The Pragmatic Visionary

A pragmatist is one who is practically focused on reaching a goal. It is a term that is sometimes used in a negative sense to portray someone who would give up their mother if it meant them reaching a target. A visionary is one who is ahead of their time; one who imagines the future and develops creative mechanisms for arriving there. These two terms are often in conflict with each other. A pragmatic leader is seen as a realist whereas the visionary is an idealist. The pragmatist has no values whereas the leader with vision is driven by values.

I would like to propose that the truly great leaders are what I term Pragmatic Visionaries; a mixture of idealism and realism. This requires that they be driven by a keen sense of future possibility and a strong purposeful goal oriented present. How does one arrive at the future destination? I believe through a practical pragmatic approach that is driven by a sense of value and a desire to see their preferred future come about.

Whilst not being the world’s most successful fisherman, a statement I have always enjoyed about leadership is  “Never forget that only dead fish swim with the stream.”  We can always complain about things that aren’t working, a leader however uses influence to make a difference. Leadership requires the art of influence and persuasion to inform people of the better future available and win them over to the practical steps forward proposed. This does require listening, debate and generally some form of compromise to move the crowd forward.

The leaders I have worked for and  respected are those who have clear views about what they believe but are equally comfortable about being challenged and prepared to change their views when intelligent and reasonable arguments for the contrary are countered. What I have observed about these leaders is that they generally all arrive at the future they envisioned but often took a different route. In my opinion Nelson Mandela was also one of these leaders and I think the influence style of a Pragmatic Visionary is best summed up in his words 

“A good leader can engage in debate frankly and thoroughly, knowing that at the end he and the other side must be closer, and thus emerge strongly. You don’t have that idea when you are arrogant, superficial and uninformed.”



Why are you Learning?

Leadership and Learning are often mentioned in the same breath. Leaders are Learners, Leaders are Readers, Leadership and Learning are Indispensable to each other (JFK) and so on. What motivates us to learn though? Is it because we truly want to grow and be more effective for personal reasons or is it because we need to be seen as “The Leader” and to do so means we need to stay ahead of our followers.

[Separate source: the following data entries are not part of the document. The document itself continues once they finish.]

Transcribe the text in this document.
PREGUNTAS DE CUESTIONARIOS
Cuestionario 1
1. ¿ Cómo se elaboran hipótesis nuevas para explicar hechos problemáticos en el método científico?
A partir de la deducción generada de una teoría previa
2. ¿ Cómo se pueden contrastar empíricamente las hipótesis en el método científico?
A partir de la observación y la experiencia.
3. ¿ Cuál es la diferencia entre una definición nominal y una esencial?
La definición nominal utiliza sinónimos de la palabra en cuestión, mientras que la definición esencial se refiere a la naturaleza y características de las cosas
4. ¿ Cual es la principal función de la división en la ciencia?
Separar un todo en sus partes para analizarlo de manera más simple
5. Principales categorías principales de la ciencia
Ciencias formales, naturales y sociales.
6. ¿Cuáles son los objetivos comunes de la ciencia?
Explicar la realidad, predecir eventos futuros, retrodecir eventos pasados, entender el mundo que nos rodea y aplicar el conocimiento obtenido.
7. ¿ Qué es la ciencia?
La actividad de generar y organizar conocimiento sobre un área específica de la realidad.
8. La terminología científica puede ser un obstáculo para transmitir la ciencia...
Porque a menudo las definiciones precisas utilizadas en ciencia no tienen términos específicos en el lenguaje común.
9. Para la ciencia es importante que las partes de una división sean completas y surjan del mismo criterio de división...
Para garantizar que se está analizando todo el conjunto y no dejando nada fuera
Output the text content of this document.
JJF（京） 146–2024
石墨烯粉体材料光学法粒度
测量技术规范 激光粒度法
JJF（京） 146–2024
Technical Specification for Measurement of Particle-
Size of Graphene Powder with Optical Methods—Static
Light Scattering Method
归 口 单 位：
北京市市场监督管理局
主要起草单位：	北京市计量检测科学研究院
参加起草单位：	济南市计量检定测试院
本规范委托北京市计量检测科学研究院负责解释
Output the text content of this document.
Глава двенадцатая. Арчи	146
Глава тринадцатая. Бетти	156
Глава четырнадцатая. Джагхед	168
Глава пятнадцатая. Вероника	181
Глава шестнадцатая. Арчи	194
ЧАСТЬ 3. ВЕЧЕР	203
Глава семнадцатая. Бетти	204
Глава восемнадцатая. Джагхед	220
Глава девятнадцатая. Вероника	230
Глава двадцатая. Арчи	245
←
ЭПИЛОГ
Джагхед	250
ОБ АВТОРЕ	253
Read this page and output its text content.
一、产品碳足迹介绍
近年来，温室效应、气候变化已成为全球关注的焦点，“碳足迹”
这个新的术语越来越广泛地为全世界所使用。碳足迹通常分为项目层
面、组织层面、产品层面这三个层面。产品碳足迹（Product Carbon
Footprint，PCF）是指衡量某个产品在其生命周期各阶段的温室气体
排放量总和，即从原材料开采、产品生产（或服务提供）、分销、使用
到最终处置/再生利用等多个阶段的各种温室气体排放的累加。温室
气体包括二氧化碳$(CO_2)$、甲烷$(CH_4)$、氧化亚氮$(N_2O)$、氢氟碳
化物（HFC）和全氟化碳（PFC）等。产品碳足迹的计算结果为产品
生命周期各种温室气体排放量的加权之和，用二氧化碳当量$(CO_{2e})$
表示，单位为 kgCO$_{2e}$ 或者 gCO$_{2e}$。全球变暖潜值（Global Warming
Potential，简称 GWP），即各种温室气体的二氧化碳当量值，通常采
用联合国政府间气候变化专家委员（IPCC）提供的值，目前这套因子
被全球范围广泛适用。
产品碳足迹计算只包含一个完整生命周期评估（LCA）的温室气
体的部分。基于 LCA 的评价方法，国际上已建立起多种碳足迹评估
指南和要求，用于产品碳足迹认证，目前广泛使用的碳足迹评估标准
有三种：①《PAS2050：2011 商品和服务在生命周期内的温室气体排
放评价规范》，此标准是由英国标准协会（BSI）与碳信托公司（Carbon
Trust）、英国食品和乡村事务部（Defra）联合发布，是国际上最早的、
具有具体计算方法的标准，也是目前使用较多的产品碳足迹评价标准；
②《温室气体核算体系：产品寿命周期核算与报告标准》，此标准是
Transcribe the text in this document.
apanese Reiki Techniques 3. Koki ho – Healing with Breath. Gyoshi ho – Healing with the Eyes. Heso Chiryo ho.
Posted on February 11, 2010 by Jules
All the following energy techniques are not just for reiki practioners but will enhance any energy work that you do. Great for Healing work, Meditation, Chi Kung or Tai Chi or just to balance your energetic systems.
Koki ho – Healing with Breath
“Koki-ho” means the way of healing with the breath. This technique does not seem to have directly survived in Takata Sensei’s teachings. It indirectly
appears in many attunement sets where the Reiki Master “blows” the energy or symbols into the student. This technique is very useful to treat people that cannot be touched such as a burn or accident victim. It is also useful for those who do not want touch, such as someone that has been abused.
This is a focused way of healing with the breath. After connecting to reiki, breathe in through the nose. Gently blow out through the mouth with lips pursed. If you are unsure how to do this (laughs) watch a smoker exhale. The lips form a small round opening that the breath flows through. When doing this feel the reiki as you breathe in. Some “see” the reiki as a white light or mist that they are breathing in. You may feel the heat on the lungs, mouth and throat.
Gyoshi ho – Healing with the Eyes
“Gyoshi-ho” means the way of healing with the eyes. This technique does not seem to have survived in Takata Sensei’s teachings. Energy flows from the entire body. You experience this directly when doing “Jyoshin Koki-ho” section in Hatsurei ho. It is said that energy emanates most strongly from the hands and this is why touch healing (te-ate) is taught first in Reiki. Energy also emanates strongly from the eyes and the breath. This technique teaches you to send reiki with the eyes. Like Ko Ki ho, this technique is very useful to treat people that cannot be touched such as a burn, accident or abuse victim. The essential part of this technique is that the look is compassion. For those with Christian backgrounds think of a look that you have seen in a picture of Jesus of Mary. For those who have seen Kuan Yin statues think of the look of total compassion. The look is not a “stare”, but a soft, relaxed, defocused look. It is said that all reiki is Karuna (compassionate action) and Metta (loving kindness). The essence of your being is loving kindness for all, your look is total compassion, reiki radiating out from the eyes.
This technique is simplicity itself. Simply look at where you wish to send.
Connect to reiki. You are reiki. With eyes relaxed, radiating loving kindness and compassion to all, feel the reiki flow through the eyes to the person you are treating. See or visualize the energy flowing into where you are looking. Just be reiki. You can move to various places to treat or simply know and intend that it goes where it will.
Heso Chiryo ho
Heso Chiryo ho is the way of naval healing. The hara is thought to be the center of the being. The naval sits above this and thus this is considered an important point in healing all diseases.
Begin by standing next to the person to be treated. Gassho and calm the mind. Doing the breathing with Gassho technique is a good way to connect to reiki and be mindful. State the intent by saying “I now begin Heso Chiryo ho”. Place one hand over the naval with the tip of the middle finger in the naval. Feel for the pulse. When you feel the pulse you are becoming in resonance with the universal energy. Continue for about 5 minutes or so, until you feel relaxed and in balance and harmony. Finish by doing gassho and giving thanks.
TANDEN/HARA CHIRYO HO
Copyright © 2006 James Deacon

Goal Orientation Theory proposes that we learn for learning’s sake or for performance reasons. If we engage in learning to look like we are competent we tend to only look for those opportunities that will reinforce this view of ourselves. Obviously the advantage is that we will gain a reputation for expertise in certain fields and even among certain colleagues. The obvious disadvantage is that we never place ourselves in positions where we may fail, look incompetent or be completely outside our comfort zone…thus avoiding a place that is ripe for learning. Seeking opportunities that extend our thinking and challenge our practice are more in line with a learning orientation; an orientation that will aid our growth as individuals…and possibly provide some great stories in years to come.

Leaders are required to appear at least vaguely competent and display a level of skill & knowledge that demonstrates a certain sophistication. The motivation to be solely performance oriented in our learning is a trap that can become too easy to fall into. To truly be in a position to lead, inspire and extend those who follow, requires that we too sit in a place where we are not the experts and risk being uncomfortable. Great leaders are those who seek to learn and recognize that this will involve a time of uncertainty. As Winston Churchill once commented “I am always ready to learn, although I do not always like being taught.”